Anúncio de reajuste do Bolsa Família às vésperas da eleição gera debate e alertas sobre o cenário fiscal

Anúncio de reajuste do Bolsa Família às vésperas da eleição gera debate e alertas sobre o cenário fiscal

Imagem: Governo Federal

 

O governo federal anunciou nesta quinta-feira (17) um reajuste de 15% nos valores do Bolsa Família. A medida eleva o benefício mínimo de R$ 600 para R$ 691 e o valor médio pago às famílias de R$ 675 para R$ 777 a partir do próximo mês.

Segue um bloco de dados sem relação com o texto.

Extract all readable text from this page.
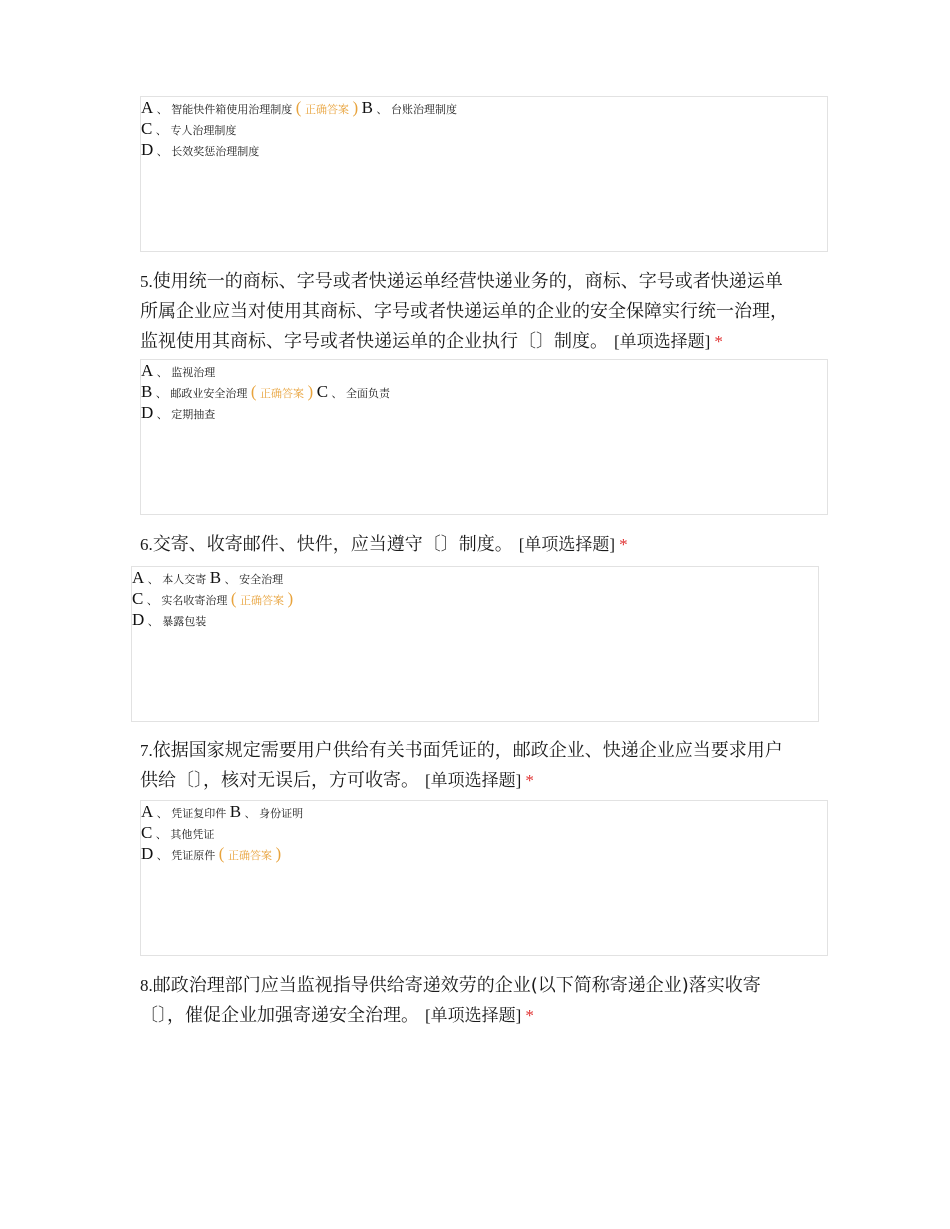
A 、 智能快件箱使用治理制度 ( 正确答案 ) B 、 台账治理制度
C 、 专人治理制度
D 、 长效奖惩治理制度
5.使用统一的商标、字号或者快递运单经营快递业务的，商标、字号或者快递运单
所属企业应当对使用其商标、字号或者快递运单的企业的安全保障实行统一治理，
监视使用其商标、字号或者快递运单的企业执行〔〕制度。 [单项选择题] *
A 、 监视治理
B 、 邮政业安全治理 ( 正确答案 ) C 、 全面负责
D 、 定期抽查
6.交寄、收寄邮件、快件，应当遵守〔〕制度。 [单项选择题] *
A 、 本人交寄 B 、 安全治理
C 、 实名收寄治理 ( 正确答案 )
D 、 暴露包装
7.依据国家规定需要用户供给有关书面凭证的，邮政企业、快递企业应当要求用户
供给〔〕，核对无误后，方可收寄。 [单项选择题] *
A 、 凭证复印件 B 、 身份证明
C 、 其他凭证
D 、 凭证原件 ( 正确答案 )
8.邮政治理部门应当监视指导供给寄递效劳的企业(以下简称寄递企业)落实收寄
〔〕，催促企业加强寄递安全治理。 [单项选择题] *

Embora a correção seja reconhecida por especialistas como uma recomposição justa da inflação acumulada, o momento escolhido para o anúncio — a apenas 17 dias do primeiro turno das eleições presidenciais — gerou forte repercussão e ressalvas entre economistas.

Segundo dados do Ministério do Planejamento, o impacto orçamentário da medida será de R$ 5,8 bilhões nos últimos três meses de 2026. Para os anos de 2027 e 2028, a despesa adicional permanente é estimada em R$ 22,7 bilhões anuais, elevando o orçamento total do programa para R$ 179 bilhões no próximo ano.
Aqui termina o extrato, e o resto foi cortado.